Ce gel, mis au point par Charles Dobard, des Centres américains de contrôle et de prévention des maladies (CDC), agit en bloquant l’intégration du génome du virus dans l’ADN des cellules immunitaires, ce qui empêche l’infection. Il faut environ six heures au virus pour pénétrer dans l’ADN cellulaire, ce qui donne un délai raisonnable pour appliquer un gel microbicide après un rapport sexuel. Chez les macaques utilisés pour cette recherche, les scientifiques ont constaté qu’une application du gel 30 minutes avant un rapport sexuel empêchait l’infection par le VIH. Mais il reste tout aussi efficace quand il est appliqué jusqu’à trois heures après le rapport.

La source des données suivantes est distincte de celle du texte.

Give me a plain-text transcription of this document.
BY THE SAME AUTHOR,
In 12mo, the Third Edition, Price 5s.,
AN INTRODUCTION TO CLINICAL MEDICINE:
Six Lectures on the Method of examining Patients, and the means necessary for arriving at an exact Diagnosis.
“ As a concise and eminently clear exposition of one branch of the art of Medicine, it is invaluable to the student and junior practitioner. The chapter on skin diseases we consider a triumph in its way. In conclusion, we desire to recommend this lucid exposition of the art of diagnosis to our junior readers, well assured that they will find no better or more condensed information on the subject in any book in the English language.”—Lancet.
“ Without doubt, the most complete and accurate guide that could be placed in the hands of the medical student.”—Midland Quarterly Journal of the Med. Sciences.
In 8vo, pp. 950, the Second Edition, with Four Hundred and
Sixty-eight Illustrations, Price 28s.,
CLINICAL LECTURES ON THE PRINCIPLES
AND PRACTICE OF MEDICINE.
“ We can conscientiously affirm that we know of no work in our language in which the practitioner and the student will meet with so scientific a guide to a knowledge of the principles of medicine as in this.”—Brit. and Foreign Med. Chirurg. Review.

Les quatre macaques ayant reçu un placebo ont été infectés au cours des dix semaines lors desquelles leurs vagin ou anus ont été en contact avec un virus de l’immunodéficience simienne (VIS).
Mais cinq des six singes traités avec le gel jusqu’à trois heures après avoir été exposés au VIS n’ont pas été infectés et sont restés séronégatifs pendant une période de suivi de dix semaines, soit un taux de protection de 84%. Les auteurs envisagent désormais des études cliniques d’ici cinq à dix ans avec un gel contenant seulement un inhibiteur d’intégrase, qui empêche le virus de s’intégrer dans l’ADN des cellules immunitaires et de se multiplier, ou combiné avec un antirétroviral comme le ténofivir.